Dat homomannen worden geweerd bij donaties, heeft te maken met het verhoogde risico op hiv en andere soa's dat ze lopen. Zo blijkt dat één homoseksuele man op de twintig besmet is met hiv, versus één heteroseksuele man op de duizend.

Vooral ook de vensterperiode, dat is de periode waarin hiv nog niet kan worden opgespoord, ligt bij de bloedbanken gevoelig. Die willen immers het aantal besmette zakjes tot een absoluut minimum beperkt zien. Ze kunnen daarbij niet altijd op begrip van homoseksuelen rekenen. Velen voelen zich uitgesloten door de regel. "Ik vrij altijd veilig" of "ik laat me geregeld testen", werpen zij op.

Geen kruistocht

Verschillende landen hopen aan hun verzuchtingen tegemoet te komen, door de levenslange ban terug te brengen tot een ban van twaalf maanden. Ook in België werd hierover al vaak gediscussieerd, maar het lijkt daarbij te blijven.

"Jammer", vindt een holebivereniging als Çavaria. Daar vinden ze levenslange uitsluiting onrechtvaardig. "Wat niet wil zeggen dat we tegen de weigering an sich zijn. We kennen de cijfers ook", zegt Jeroen Borghs. Dat België bijna een buitenbeentje lijkt te worden, stoort hem niet. "Het is niet zo dat er hier een kruistocht tegen homo's bezig is. Er is goodwill om een en ander aan te passen. Alleen duurt het wel allemaal heel erg lang."

Op het kabinet van minister van Volksgezondheid Maggie De Block (Open Vld) klinkt het dat het de bedoeling is om hier niet te vlug over te gaan. "We willen een weloverwogen keuze maken. Uiteraard kijken we naar de buurlanden, maar die mogen ons beleid niet bepalen. De veiligheid van de patiënt moet vooropstaan."

Het is niet zo dat ze de levenslange ban per se wil behouden. Er wordt verwezen naar de uitspraak van het Europees Hof van Justitie, dat in april stelde dat lidstaten homoseksuele bloeddonoren mogen weigeren als dat voldoende wetenschappelijk onderbouwd is. "De minister heeft daarom een multidisciplinaire werkgroep samengesteld die de wetenschappelijke aspecten herbekijkt, maar ook de maatschappelijke kant onderzoekt. We willen een keuze maken waarin iedereen, zeker de betrokkenen, zich kunnen vinden." In de loop van het komende jaar moet er meer duidelijkheid komen.

Geen budget

Het Rode Kruis, dat in Vlaanderen instaat voor de bloedvoorziening , ziet op dit moment nog geen reden om de MSM-groep plots toe te laten. "Daarvoor zijn er te weinig betrouwbare wetenschappelijke gegevens."

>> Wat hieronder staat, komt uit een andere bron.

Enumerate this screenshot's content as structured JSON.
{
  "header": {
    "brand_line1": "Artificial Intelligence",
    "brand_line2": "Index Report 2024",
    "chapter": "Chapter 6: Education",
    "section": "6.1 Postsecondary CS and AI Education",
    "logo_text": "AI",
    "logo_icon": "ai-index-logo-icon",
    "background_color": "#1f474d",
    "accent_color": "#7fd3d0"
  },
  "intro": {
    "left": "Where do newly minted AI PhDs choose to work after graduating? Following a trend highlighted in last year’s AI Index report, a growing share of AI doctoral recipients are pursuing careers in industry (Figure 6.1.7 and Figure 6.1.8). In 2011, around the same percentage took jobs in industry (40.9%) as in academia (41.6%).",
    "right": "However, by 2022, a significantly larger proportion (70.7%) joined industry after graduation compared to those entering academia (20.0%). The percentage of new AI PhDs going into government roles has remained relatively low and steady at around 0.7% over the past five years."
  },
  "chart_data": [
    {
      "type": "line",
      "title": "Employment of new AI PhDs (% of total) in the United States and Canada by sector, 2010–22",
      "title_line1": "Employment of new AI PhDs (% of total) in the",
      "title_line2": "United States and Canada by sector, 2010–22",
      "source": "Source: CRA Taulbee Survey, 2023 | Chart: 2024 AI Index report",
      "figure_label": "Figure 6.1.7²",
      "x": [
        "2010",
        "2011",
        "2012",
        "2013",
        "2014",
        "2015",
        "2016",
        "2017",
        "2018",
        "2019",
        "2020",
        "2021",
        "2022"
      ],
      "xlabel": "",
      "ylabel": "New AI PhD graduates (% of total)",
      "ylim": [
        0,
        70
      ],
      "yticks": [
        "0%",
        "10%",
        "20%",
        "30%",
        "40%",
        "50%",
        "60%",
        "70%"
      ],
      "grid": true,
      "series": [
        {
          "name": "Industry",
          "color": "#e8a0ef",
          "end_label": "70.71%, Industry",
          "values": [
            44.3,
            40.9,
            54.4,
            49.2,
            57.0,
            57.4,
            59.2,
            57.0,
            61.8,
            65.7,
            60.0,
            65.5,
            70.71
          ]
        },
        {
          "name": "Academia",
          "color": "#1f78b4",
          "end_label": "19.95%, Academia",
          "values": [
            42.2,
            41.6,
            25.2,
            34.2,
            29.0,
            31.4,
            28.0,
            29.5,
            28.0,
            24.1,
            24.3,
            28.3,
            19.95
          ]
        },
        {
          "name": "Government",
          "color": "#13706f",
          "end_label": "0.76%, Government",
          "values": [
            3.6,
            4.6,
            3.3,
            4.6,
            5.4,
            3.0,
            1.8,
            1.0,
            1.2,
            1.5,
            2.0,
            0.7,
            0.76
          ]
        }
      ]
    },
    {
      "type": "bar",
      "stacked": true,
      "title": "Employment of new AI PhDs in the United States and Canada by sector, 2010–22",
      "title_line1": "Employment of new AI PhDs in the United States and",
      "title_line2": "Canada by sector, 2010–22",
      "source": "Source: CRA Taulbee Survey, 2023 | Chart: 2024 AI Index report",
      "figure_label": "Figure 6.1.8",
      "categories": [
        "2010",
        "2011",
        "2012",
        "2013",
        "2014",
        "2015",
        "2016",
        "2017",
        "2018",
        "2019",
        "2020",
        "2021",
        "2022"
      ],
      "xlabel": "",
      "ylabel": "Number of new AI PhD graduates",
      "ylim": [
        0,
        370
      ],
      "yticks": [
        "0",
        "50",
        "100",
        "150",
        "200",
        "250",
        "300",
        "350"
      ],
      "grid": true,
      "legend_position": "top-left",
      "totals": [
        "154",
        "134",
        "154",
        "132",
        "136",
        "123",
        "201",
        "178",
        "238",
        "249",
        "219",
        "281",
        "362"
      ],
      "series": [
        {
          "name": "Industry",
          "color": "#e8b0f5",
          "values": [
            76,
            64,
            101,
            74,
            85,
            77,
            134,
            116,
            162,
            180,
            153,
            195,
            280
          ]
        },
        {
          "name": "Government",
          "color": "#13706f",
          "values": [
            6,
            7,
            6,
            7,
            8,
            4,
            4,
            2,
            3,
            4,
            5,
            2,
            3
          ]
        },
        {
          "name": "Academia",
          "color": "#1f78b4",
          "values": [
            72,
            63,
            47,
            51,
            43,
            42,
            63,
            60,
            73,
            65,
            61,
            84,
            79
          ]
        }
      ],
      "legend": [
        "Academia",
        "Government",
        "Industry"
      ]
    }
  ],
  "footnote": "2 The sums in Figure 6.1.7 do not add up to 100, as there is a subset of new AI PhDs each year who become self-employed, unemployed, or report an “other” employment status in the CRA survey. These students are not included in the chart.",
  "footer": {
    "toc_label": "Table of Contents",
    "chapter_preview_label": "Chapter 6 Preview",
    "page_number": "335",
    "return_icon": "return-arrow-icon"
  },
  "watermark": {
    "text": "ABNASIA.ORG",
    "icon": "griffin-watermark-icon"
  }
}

De woordvoerster zegt dat overschakelen van een levenslange uitsluiting naar een uitsluiting van een jaar, zoals in Nederland, wel een optie is. "Op voorwaarde dat de mogelijke risico's in kaart worden gebracht, maar wij beslissen hier niet over. Dat is aan de minister en de Hoge Gezondheidsraad."

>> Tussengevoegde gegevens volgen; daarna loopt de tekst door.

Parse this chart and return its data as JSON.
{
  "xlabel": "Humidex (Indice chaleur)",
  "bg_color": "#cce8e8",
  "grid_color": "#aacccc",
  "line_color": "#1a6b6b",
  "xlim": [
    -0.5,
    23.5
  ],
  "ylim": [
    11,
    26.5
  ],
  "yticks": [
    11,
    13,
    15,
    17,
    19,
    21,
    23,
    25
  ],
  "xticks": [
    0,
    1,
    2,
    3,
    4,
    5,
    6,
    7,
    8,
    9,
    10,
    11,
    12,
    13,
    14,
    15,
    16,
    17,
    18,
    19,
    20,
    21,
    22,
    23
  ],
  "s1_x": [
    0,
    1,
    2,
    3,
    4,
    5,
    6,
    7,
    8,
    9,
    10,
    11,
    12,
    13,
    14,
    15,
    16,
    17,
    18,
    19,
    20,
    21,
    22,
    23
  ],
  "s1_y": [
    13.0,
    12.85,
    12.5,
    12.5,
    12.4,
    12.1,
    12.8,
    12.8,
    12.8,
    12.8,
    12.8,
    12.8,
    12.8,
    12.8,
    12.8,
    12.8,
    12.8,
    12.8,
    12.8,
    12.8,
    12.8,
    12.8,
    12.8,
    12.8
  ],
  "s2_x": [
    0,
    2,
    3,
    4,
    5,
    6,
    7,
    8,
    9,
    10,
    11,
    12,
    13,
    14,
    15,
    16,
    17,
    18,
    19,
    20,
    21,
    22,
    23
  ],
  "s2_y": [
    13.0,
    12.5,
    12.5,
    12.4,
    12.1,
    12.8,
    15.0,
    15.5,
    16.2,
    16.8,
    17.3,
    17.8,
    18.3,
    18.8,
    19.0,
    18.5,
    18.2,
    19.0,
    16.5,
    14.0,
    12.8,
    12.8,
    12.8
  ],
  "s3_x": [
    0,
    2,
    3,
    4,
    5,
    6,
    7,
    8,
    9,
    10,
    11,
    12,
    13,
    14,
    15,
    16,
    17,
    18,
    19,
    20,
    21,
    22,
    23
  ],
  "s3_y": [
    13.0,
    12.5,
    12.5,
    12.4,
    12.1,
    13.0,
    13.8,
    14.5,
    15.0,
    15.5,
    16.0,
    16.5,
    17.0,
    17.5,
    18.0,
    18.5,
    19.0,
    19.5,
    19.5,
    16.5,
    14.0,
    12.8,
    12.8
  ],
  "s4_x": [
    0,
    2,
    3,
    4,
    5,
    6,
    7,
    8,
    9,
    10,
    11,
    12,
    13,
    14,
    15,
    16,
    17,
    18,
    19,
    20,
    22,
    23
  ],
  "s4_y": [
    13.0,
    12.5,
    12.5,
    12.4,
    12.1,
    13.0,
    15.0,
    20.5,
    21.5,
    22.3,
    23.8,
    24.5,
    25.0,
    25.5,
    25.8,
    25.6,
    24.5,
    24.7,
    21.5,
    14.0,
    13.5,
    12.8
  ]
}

Bij de raad klinkt het dat de situatie hier kan verschillen van die in Frankrijk of Nederland. "De epidemiologische gegevens zijn overal anders", zegt wetenschappelijk medewerker Roland Hubner, die nog volop berekent welke scenario's de beste zijn. "Dat gaat heel breed: met aan de ene kant de levenslange uitsluiting behouden en aan de andere kant die uitsluiting volledig opheffen."

Dat het onderwerp tot zulke complexe discussie leidt, heeft volgens de man te maken met de vele factoren: er zijn wetenschappelijke en ethische elementen die spelen, maar ook financiële. "Bepaalde scenario's veronderstellen nieuwe testen en toestellen. Daarvoor zal budget moeten worden gevonden."